To greatness thine: thy root, thy limb, thy nest,
I’ll testify with rhyme as legal mark.
Thou grizzled and unyielding trunk of life,
Thy majesty, enthroned forevermore,
Is shining in the mist of sacred dawn.
Repeal nocturnal strife
And be that giant known in faerie lore;
Eternal, ‘mid thy sea of splendid lawn.
II
Thy fingers boring deep below the earth
Will travel far from thy green-leaféd head.
What magic do they seek with floral mirth,
What treasure buried low near River’s bed?
A hunt for life- the game they know so well-
Like toddling children playing hide and seek.

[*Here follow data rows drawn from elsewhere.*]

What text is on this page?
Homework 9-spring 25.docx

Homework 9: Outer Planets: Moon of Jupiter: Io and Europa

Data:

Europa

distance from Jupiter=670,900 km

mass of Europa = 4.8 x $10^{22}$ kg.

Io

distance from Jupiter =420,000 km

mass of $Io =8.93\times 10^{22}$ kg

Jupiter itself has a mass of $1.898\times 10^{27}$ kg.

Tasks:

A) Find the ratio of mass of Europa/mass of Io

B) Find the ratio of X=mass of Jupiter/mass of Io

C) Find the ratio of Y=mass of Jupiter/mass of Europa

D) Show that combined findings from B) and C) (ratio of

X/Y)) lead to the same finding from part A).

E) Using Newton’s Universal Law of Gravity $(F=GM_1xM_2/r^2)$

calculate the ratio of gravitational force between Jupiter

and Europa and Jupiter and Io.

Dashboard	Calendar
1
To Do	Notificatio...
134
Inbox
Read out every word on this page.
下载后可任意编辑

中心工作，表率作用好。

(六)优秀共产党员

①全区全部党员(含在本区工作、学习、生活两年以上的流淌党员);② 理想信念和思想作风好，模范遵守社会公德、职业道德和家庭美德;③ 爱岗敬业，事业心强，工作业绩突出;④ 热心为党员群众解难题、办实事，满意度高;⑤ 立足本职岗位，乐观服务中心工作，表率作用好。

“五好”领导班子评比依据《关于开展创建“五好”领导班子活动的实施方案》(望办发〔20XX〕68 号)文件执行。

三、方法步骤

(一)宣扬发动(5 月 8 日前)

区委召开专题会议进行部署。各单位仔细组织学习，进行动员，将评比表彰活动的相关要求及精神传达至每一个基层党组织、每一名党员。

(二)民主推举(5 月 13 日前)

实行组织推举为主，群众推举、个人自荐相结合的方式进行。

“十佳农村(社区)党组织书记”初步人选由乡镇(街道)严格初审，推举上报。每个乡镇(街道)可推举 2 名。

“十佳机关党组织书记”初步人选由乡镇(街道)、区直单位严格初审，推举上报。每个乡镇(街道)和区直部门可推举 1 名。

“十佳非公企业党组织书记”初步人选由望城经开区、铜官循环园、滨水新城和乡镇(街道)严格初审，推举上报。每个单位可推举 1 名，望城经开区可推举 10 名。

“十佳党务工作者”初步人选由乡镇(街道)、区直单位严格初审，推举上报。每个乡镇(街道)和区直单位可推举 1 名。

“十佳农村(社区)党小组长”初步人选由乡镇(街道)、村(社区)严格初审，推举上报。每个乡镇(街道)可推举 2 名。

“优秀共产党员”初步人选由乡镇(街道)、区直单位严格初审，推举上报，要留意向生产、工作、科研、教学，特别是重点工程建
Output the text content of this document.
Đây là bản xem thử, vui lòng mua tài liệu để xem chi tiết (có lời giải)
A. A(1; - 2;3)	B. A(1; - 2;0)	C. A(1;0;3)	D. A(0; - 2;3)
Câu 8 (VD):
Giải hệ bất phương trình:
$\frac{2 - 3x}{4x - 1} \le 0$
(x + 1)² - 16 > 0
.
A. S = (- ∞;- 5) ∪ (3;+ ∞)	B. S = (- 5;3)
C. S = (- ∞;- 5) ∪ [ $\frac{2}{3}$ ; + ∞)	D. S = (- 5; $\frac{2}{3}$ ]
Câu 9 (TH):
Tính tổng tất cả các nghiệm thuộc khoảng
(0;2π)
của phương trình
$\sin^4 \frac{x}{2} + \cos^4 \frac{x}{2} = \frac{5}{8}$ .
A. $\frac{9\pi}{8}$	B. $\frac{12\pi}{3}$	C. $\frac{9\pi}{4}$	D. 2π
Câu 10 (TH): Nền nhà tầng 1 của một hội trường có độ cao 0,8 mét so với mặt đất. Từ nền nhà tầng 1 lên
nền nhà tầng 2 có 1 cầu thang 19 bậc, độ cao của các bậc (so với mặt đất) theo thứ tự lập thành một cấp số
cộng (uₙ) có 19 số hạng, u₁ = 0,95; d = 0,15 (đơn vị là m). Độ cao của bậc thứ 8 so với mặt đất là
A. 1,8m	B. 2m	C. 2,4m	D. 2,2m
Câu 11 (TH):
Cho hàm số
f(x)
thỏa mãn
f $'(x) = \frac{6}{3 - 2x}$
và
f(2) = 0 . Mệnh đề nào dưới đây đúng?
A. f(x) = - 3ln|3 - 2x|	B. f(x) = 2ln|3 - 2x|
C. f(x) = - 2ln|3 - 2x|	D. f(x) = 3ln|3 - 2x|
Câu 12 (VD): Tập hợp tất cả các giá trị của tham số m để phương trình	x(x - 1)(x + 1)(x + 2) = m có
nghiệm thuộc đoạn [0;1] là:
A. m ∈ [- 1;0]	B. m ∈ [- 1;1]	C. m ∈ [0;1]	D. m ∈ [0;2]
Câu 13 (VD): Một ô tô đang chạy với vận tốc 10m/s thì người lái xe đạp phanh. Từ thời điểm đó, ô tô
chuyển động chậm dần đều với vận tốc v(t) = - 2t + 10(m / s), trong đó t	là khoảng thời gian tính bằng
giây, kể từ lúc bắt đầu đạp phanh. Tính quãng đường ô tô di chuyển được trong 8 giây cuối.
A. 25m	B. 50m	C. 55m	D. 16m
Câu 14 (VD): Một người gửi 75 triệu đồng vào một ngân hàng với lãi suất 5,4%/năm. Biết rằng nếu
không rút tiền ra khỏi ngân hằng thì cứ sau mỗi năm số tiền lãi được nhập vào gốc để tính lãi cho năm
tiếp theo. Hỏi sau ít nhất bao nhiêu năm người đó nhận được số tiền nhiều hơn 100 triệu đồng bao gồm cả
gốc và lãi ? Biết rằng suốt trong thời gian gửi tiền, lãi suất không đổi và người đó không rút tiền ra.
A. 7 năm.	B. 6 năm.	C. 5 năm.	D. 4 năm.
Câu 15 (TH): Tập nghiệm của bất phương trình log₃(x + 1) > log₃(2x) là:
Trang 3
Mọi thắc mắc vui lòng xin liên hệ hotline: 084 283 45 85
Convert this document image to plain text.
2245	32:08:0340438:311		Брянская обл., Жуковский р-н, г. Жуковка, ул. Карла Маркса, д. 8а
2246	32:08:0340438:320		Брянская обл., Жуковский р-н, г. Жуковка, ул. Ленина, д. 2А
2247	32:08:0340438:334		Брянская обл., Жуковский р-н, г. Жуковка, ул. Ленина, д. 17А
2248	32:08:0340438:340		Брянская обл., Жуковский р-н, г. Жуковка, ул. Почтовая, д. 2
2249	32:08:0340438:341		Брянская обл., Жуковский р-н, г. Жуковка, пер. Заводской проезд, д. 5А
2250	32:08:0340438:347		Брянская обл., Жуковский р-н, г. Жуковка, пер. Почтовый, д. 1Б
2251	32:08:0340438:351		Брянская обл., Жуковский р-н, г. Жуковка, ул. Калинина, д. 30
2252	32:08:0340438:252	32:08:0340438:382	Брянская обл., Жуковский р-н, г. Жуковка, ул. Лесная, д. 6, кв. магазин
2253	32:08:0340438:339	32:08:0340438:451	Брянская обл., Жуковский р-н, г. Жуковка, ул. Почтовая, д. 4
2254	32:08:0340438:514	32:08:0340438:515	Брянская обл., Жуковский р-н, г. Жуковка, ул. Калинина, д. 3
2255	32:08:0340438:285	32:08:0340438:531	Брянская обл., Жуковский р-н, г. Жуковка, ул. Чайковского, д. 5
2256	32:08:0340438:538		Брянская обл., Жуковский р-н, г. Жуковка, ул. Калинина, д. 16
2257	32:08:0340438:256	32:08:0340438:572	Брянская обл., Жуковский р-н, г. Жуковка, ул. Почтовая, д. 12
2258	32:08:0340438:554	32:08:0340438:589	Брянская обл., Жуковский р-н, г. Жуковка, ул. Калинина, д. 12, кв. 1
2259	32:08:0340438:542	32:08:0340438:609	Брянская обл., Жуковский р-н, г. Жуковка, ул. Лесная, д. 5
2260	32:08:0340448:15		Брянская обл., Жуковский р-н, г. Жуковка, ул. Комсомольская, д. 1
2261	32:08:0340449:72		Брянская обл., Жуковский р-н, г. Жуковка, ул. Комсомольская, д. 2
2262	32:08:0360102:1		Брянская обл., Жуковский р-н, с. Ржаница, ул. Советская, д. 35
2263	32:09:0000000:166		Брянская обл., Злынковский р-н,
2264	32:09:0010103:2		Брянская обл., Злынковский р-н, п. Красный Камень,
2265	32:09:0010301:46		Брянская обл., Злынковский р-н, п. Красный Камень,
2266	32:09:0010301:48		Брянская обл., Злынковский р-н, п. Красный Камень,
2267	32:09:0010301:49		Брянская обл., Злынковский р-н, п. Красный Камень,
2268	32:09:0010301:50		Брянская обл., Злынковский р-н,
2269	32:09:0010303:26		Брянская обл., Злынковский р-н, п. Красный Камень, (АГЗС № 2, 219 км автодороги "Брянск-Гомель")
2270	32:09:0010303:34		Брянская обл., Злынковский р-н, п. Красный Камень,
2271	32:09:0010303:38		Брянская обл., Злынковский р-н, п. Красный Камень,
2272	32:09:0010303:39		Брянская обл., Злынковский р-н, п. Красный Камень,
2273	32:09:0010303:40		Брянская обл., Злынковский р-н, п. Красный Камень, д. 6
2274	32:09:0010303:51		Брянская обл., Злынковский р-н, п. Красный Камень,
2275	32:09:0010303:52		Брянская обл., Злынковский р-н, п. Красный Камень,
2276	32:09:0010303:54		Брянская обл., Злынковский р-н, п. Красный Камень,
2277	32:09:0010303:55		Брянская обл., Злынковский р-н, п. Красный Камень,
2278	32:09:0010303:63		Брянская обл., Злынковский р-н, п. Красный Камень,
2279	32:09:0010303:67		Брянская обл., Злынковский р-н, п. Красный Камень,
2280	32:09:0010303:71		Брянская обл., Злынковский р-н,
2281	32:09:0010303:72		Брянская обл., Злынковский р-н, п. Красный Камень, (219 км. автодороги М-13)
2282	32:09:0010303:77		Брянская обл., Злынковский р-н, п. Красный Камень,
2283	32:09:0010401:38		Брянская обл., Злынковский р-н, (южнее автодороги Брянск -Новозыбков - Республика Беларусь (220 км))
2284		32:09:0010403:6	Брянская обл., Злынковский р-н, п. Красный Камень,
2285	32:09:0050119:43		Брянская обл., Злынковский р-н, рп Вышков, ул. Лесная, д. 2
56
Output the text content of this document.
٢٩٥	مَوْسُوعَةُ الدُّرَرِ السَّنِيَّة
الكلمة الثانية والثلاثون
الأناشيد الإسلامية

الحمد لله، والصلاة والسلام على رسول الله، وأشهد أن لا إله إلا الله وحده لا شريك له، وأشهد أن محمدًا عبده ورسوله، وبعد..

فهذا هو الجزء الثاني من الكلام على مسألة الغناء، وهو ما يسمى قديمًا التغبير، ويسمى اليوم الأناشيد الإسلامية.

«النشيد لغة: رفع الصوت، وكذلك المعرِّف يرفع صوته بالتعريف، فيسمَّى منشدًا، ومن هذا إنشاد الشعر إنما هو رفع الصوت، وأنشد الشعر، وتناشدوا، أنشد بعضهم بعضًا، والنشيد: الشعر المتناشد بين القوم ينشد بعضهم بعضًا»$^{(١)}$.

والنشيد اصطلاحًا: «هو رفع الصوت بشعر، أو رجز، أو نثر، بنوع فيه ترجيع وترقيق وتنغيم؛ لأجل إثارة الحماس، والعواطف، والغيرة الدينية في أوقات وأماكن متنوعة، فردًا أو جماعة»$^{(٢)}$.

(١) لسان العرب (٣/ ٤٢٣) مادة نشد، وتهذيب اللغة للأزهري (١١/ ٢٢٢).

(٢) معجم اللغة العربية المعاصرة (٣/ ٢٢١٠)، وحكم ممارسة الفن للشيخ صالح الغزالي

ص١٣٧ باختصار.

Thy tentacles of life are old indeed.
What stories will they tell
Of times I never knew? Those bloody, bleak
And solemn days, when first they rent thy seed.
III
Thy solid tower stepping for the sky,
Is like a scepter ruling o’er the land.
With mercy tempered justice let a sigh,
And satisfy creation from thy hand.
What dewy leaf has never stolen light
To cool the earth and fauna down below?
What bird or bat has been refused a limb
To rest throughout the night?
Now see thy angeled backbone softly grow
With humbled wisdom through eternal dim.
IV
Thy forkéd agents in this merry game
Go round and round in search of faerie maids.
No ordinary fays with local fame,
But captive sunbeams floating to the glades.
What joy within thy servants- in the brown
And green of serpents? Twisting in the air
For fun, and growing great in life and art.
I do not blame thy frown
Of age. For long the canvas has been bare;
And rare as pleasure in thy beating heart.
V
When setting suns are dying in the west
They act as priest- an arb’rous sacrament.
The dying light completes the mighty quest.
Surreal, vivacious- truly heaven sent-
I see thy mighty crest erupt, ablaze
With scattered faerie beams. Thy green is gold,
And life is there in full. Then Angels come,
As in a mystic daze,
To swiftly fill the golden chalice mould
And catch the drips of thy viaticum.